Sous l’éclat du baroque, l’ombre du grotesque s’étire : ici, le pouvoir n’a ni noblesse ni majesté, il se joue à huis clos, dans l’alcôve et les corridors. La reine Anne (Olivia Colman) n’est pas un monarque, elle est un trône vide, une plaie qui suinte, un corps régnant malgré lui. Face à elle, Sarah Churchill (Rachel Weisz) et Abigail Masham (Emma Stone). Entre ces trois femmes, un jeu cruel s’esquisse, une guerre sans épée où chaque regard est une morsure, chaque sourire un piège.
Dans The Favourite, la monarchie n’est plus qu’un simulacre, un théâtre où l’histoire s’écrit au gré des caprices d’une reine. Anne est un corps à l’agonie, traversé par la douleur, lesté par la mémoire de ses enfants morts-nés.

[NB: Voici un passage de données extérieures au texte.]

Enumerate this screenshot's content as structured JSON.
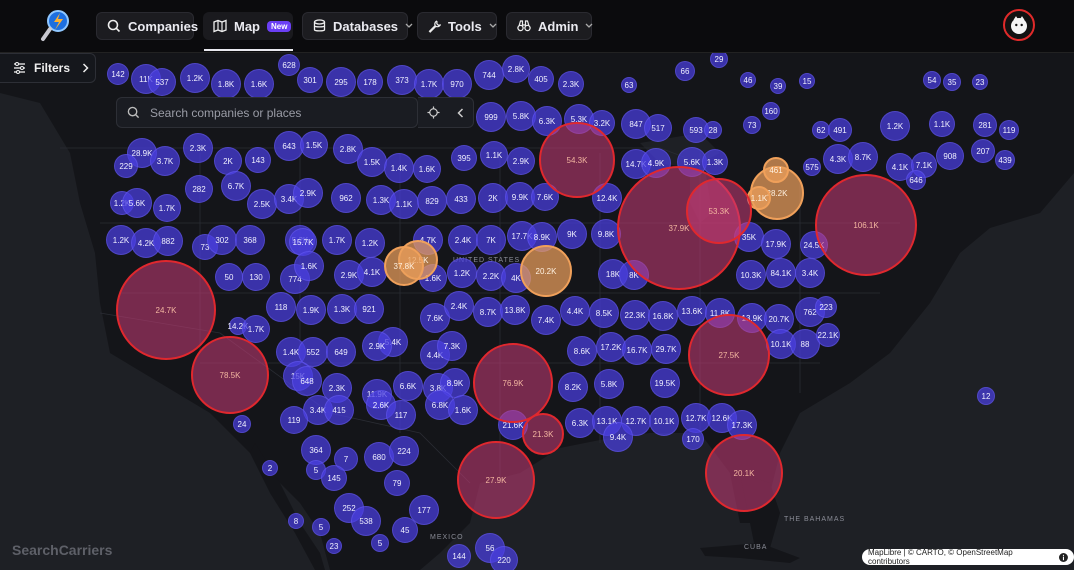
{
  "nav": {
    "companies": "Companies",
    "map": "Map",
    "map_badge": "New",
    "databases": "Databases",
    "tools": "Tools",
    "admin": "Admin"
  },
  "filters": {
    "label": "Filters"
  },
  "search": {
    "placeholder": "Search companies or places"
  },
  "watermark": "SearchCarriers",
  "attribution": "MapLibre | © CARTO, © OpenStreetMap contributors",
  "places": {
    "us": "UNITED STATES",
    "mexico": "MEXICO",
    "cuba": "CUBA",
    "bahamas": "THE BAHAMAS"
  },
  "colors": {
    "small": "#4a3fe0",
    "medium": "#f0a05a",
    "large": "#d0242c"
  },
  "clusters": [
    {
      "label": "142",
      "tier": "s"
    },
    {
      "label": "11K",
      "tier": "s"
    },
    {
      "label": "537",
      "tier": "s"
    },
    {
      "label": "1.2K",
      "tier": "s"
    },
    {
      "label": "1.8K",
      "tier": "s"
    },
    {
      "label": "1.6K",
      "tier": "s"
    },
    {
      "label": "628",
      "tier": "s"
    },
    {
      "label": "301",
      "tier": "s"
    },
    {
      "label": "295",
      "tier": "s"
    },
    {
      "label": "178",
      "tier": "s"
    },
    {
      "label": "373",
      "tier": "s"
    },
    {
      "label": "1.7K",
      "tier": "s"
    },
    {
      "label": "970",
      "tier": "s"
    },
    {
      "label": "744",
      "tier": "s"
    },
    {
      "label": "2.8K",
      "tier": "s"
    },
    {
      "label": "405",
      "tier": "s"
    },
    {
      "label": "2.3K",
      "tier": "s"
    },
    {
      "label": "66",
      "tier": "s"
    },
    {
      "label": "29",
      "tier": "s"
    },
    {
      "label": "63",
      "tier": "s"
    },
    {
      "label": "46",
      "tier": "s"
    },
    {
      "label": "39",
      "tier": "s"
    },
    {
      "label": "15",
      "tier": "s"
    },
    {
      "label": "54",
      "tier": "s"
    },
    {
      "label": "35",
      "tier": "s"
    },
    {
      "label": "23",
      "tier": "s"
    },
    {
      "label": "999",
      "tier": "s"
    },
    {
      "label": "5.8K",
      "tier": "s"
    },
    {
      "label": "6.3K",
      "tier": "s"
    },
    {
      "label": "5.3K",
      "tier": "s"
    },
    {
      "label": "3.2K",
      "tier": "s"
    },
    {
      "label": "847",
      "tier": "s"
    },
    {
      "label": "517",
      "tier": "s"
    },
    {
      "label": "593",
      "tier": "s"
    },
    {
      "label": "28",
      "tier": "s"
    },
    {
      "label": "160",
      "tier": "s"
    },
    {
      "label": "73",
      "tier": "s"
    },
    {
      "label": "62",
      "tier": "s"
    },
    {
      "label": "491",
      "tier": "s"
    },
    {
      "label": "1.2K",
      "tier": "s"
    },
    {
      "label": "1.1K",
      "tier": "s"
    },
    {
      "label": "281",
      "tier": "s"
    },
    {
      "label": "119",
      "tier": "s"
    },
    {
      "label": "28.9K",
      "tier": "s"
    },
    {
      "label": "3.7K",
      "tier": "s"
    },
    {
      "label": "2.3K",
      "tier": "s"
    },
    {
      "label": "2K",
      "tier": "s"
    },
    {
      "label": "143",
      "tier": "s"
    },
    {
      "label": "643",
      "tier": "s"
    },
    {
      "label": "1.5K",
      "tier": "s"
    },
    {
      "label": "2.8K",
      "tier": "s"
    },
    {
      "label": "1.5K",
      "tier": "s"
    },
    {
      "label": "1.4K",
      "tier": "s"
    },
    {
      "label": "1.6K",
      "tier": "s"
    },
    {
      "label": "395",
      "tier": "s"
    },
    {
      "label": "1.1K",
      "tier": "s"
    },
    {
      "label": "2.9K",
      "tier": "s"
    },
    {
      "label": "14.7K",
      "tier": "s"
    },
    {
      "label": "4.9K",
      "tier": "s"
    },
    {
      "label": "5.6K",
      "tier": "s"
    },
    {
      "label": "1.3K",
      "tier": "s"
    },
    {
      "label": "575",
      "tier": "s"
    },
    {
      "label": "4.3K",
      "tier": "s"
    },
    {
      "label": "8.7K",
      "tier": "s"
    },
    {
      "label": "4.1K",
      "tier": "s"
    },
    {
      "label": "7.1K",
      "tier": "s"
    },
    {
      "label": "908",
      "tier": "s"
    },
    {
      "label": "207",
      "tier": "s"
    },
    {
      "label": "439",
      "tier": "s"
    },
    {
      "label": "229",
      "tier": "s"
    },
    {
      "label": "282",
      "tier": "s"
    },
    {
      "label": "6.7K",
      "tier": "s"
    },
    {
      "label": "2.5K",
      "tier": "s"
    },
    {
      "label": "3.4K",
      "tier": "s"
    },
    {
      "label": "2.9K",
      "tier": "s"
    },
    {
      "label": "962",
      "tier": "s"
    },
    {
      "label": "1.3K",
      "tier": "s"
    },
    {
      "label": "1.1K",
      "tier": "s"
    },
    {
      "label": "829",
      "tier": "s"
    },
    {
      "label": "433",
      "tier": "s"
    },
    {
      "label": "2K",
      "tier": "s"
    },
    {
      "label": "9.9K",
      "tier": "s"
    },
    {
      "label": "7.6K",
      "tier": "s"
    },
    {
      "label": "12.4K",
      "tier": "s"
    },
    {
      "label": "646",
      "tier": "s"
    },
    {
      "label": "1.2K",
      "tier": "s"
    },
    {
      "label": "5.6K",
      "tier": "s"
    },
    {
      "label": "1.7K",
      "tier": "s"
    },
    {
      "label": "1.2K",
      "tier": "s"
    },
    {
      "label": "4.2K",
      "tier": "s"
    },
    {
      "label": "882",
      "tier": "s"
    },
    {
      "label": "73",
      "tier": "s"
    },
    {
      "label": "302",
      "tier": "s"
    },
    {
      "label": "368",
      "tier": "s"
    },
    {
      "label": "5.2K",
      "tier": "s"
    },
    {
      "label": "15.7K",
      "tier": "s"
    },
    {
      "label": "1.7K",
      "tier": "s"
    },
    {
      "label": "1.2K",
      "tier": "s"
    },
    {
      "label": "4.7K",
      "tier": "s"
    },
    {
      "label": "2.4K",
      "tier": "s"
    },
    {
      "label": "7K",
      "tier": "s"
    },
    {
      "label": "17.7K",
      "tier": "s"
    },
    {
      "label": "8.9K",
      "tier": "s"
    },
    {
      "label": "9K",
      "tier": "s"
    },
    {
      "label": "9.8K",
      "tier": "s"
    },
    {
      "label": "35K",
      "tier": "s"
    },
    {
      "label": "17.9K",
      "tier": "s"
    },
    {
      "label": "24.5K",
      "tier": "s"
    },
    {
      "label": "50",
      "tier": "s"
    },
    {
      "label": "130",
      "tier": "s"
    },
    {
      "label": "774",
      "tier": "s"
    },
    {
      "label": "1.6K",
      "tier": "s"
    },
    {
      "label": "2.9K",
      "tier": "s"
    },
    {
      "label": "4.1K",
      "tier": "s"
    },
    {
      "label": "1.6K",
      "tier": "s"
    },
    {
      "label": "1.2K",
      "tier": "s"
    },
    {
      "label": "2.2K",
      "tier": "s"
    },
    {
      "label": "4K",
      "tier": "s"
    },
    {
      "label": "18K",
      "tier": "s"
    },
    {
      "label": "8K",
      "tier": "s"
    },
    {
      "label": "10.3K",
      "tier": "s"
    },
    {
      "label": "84.1K",
      "tier": "s"
    },
    {
      "label": "3.4K",
      "tier": "s"
    },
    {
      "label": "118",
      "tier": "s"
    },
    {
      "label": "1.9K",
      "tier": "s"
    },
    {
      "label": "1.3K",
      "tier": "s"
    },
    {
      "label": "921",
      "tier": "s"
    },
    {
      "label": "7.6K",
      "tier": "s"
    },
    {
      "label": "2.4K",
      "tier": "s"
    },
    {
      "label": "8.7K",
      "tier": "s"
    },
    {
      "label": "13.8K",
      "tier": "s"
    },
    {
      "label": "7.4K",
      "tier": "s"
    },
    {
      "label": "4.4K",
      "tier": "s"
    },
    {
      "label": "8.5K",
      "tier": "s"
    },
    {
      "label": "22.3K",
      "tier": "s"
    },
    {
      "label": "16.8K",
      "tier": "s"
    },
    {
      "label": "13.6K",
      "tier": "s"
    },
    {
      "label": "11.8K",
      "tier": "s"
    },
    {
      "label": "13.9K",
      "tier": "s"
    },
    {
      "label": "20.7K",
      "tier": "s"
    },
    {
      "label": "762",
      "tier": "s"
    },
    {
      "label": "223",
      "tier": "s"
    },
    {
      "label": "14.2K",
      "tier": "s"
    },
    {
      "label": "1.7K",
      "tier": "s"
    },
    {
      "label": "1.4K",
      "tier": "s"
    },
    {
      "label": "552",
      "tier": "s"
    },
    {
      "label": "649",
      "tier": "s"
    },
    {
      "label": "5.4K",
      "tier": "s"
    },
    {
      "label": "2.9K",
      "tier": "s"
    },
    {
      "label": "4.4K",
      "tier": "s"
    },
    {
      "label": "7.3K",
      "tier": "s"
    },
    {
      "label": "8.6K",
      "tier": "s"
    },
    {
      "label": "17.2K",
      "tier": "s"
    },
    {
      "label": "16.7K",
      "tier": "s"
    },
    {
      "label": "29.7K",
      "tier": "s"
    },
    {
      "label": "10.1K",
      "tier": "s"
    },
    {
      "label": "88",
      "tier": "s"
    },
    {
      "label": "22.1K",
      "tier": "s"
    },
    {
      "label": "15K",
      "tier": "s"
    },
    {
      "label": "648",
      "tier": "s"
    },
    {
      "label": "2.3K",
      "tier": "s"
    },
    {
      "label": "11.9K",
      "tier": "s"
    },
    {
      "label": "2.6K",
      "tier": "s"
    },
    {
      "label": "6.6K",
      "tier": "s"
    },
    {
      "label": "3.8K",
      "tier": "s"
    },
    {
      "label": "8.9K",
      "tier": "s"
    },
    {
      "label": "6.8K",
      "tier": "s"
    },
    {
      "label": "8.2K",
      "tier": "s"
    },
    {
      "label": "5.8K",
      "tier": "s"
    },
    {
      "label": "19.5K",
      "tier": "s"
    },
    {
      "label": "12",
      "tier": "s"
    },
    {
      "label": "3.4K",
      "tier": "s"
    },
    {
      "label": "415",
      "tier": "s"
    },
    {
      "label": "119",
      "tier": "s"
    },
    {
      "label": "117",
      "tier": "s"
    },
    {
      "label": "1.6K",
      "tier": "s"
    },
    {
      "label": "21.6K",
      "tier": "s"
    },
    {
      "label": "6.3K",
      "tier": "s"
    },
    {
      "label": "13.1K",
      "tier": "s"
    },
    {
      "label": "12.7K",
      "tier": "s"
    },
    {
      "label": "10.1K",
      "tier": "s"
    },
    {
      "label": "12.7K",
      "tier": "s"
    },
    {
      "label": "12.6K",
      "tier": "s"
    },
    {
      "label": "17.3K",
      "tier": "s"
    },
    {
      "label": "24",
      "tier": "s"
    },
    {
      "label": "364",
      "tier": "s"
    },
    {
      "label": "7",
      "tier": "s"
    },
    {
      "label": "680",
      "tier": "s"
    },
    {
      "label": "224",
      "tier": "s"
    },
    {
      "label": "2",
      "tier": "s"
    },
    {
      "label": "5",
      "tier": "s"
    },
    {
      "label": "145",
      "tier": "s"
    },
    {
      "label": "79",
      "tier": "s"
    },
    {
      "label": "9.4K",
      "tier": "s"
    },
    {
      "label": "170",
      "tier": "s"
    },
    {
      "label": "8",
      "tier": "s"
    },
    {
      "label": "252",
      "tier": "s"
    },
    {
      "label": "538",
      "tier": "s"
    },
    {
      "label": "177",
      "tier": "s"
    },
    {
      "label": "45",
      "tier": "s"
    },
    {
      "label": "5",
      "tier": "s"
    },
    {
      "label": "23",
      "tier": "s"
    },
    {
      "label": "5",
      "tier": "s"
    },
    {
      "label": "144",
      "tier": "s"
    },
    {
      "label": "56",
      "tier": "s"
    },
    {
      "label": "220",
      "tier": "s"
    },
    {
      "label": "12.5K",
      "tier": "m"
    },
    {
      "label": "37.8K",
      "tier": "m"
    },
    {
      "label": "20.2K",
      "tier": "m"
    },
    {
      "label": "28.2K",
      "tier": "m"
    },
    {
      "label": "461",
      "tier": "m"
    },
    {
      "label": "1.1K",
      "tier": "m"
    },
    {
      "label": "54.3K",
      "tier": "l"
    },
    {
      "label": "37.9K",
      "tier": "l"
    },
    {
      "label": "53.3K",
      "tier": "l"
    },
    {
      "label": "106.1K",
      "tier": "l"
    },
    {
      "label": "24.7K",
      "tier": "l"
    },
    {
      "label": "78.5K",
      "tier": "l"
    },
    {
      "label": "76.9K",
      "tier": "l"
    },
    {
      "label": "27.5K",
      "tier": "l"
    },
    {
      "label": "21.3K",
      "tier": "l"
    },
    {
      "label": "27.9K",
      "tier": "l"
    },
    {
      "label": "20.1K",
      "tier": "l"
    }
  ]
}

Sa chair tuméfiée devient le miroir d’un royaume en décomposition, gouverné non par la volonté, mais par l’influence de celles et ceux qui chuchotent à son oreille.
Lánthimos filme les corps comme des territoires conquis, des champs de bataille où s’impriment les luttes. La reine Anne chancelle sous son propre poids, corps souffrant. Sarah est une silhouette taillée à l’épée, droite, inflexible, maîtrisant chaque geste comme un soldat sa parade. Abigail, elle, est malléable, souple comme un serpent, s’insinuant dans les interstices du pouvoir jusqu’à en épouser la forme.
Dans ce monde où tout se joue sur une courbure de l’échine, Lánthimos érige l’ironie en arme absolue. Les dialogues fusent, acides, cruels, entrecoupés de silences où l’humiliation suinte comme une plaie mal refermée. La cour est un cirque où l’on danse de travers, où l’on court après des canards, où le grotesque affleure sans jamais ôter au drame son tranchant.
Les hommes, eux, sont des silhouettes secondaires, perruques poudrées et dignité ravalée.The Favourite n’a que faire du faste du biopic royal : il en dénude les rouages, exhibe l’absurde d’un pouvoir qui n’existe qu’en creux, dans le jeu d’influences et de rivalités mesquines.
Toutefois, quelques choix semblent gratuits et certaines séquences paraissent en excès, mais dans l'ensemble, ce tragi-comique ne me laisse pas indifférent.
Lánthimos signe avec The Favourite une fable cruelle où l’ascension et la chute ne sont que les deux faces d’un même leurre. Derrière les robes somptueuses et les dorures, il n’y a que des âmes corrompues par le jeu, des figures enfermées dans leurs propres stratégies, des monarques réduits à des marionnettes pathétiques.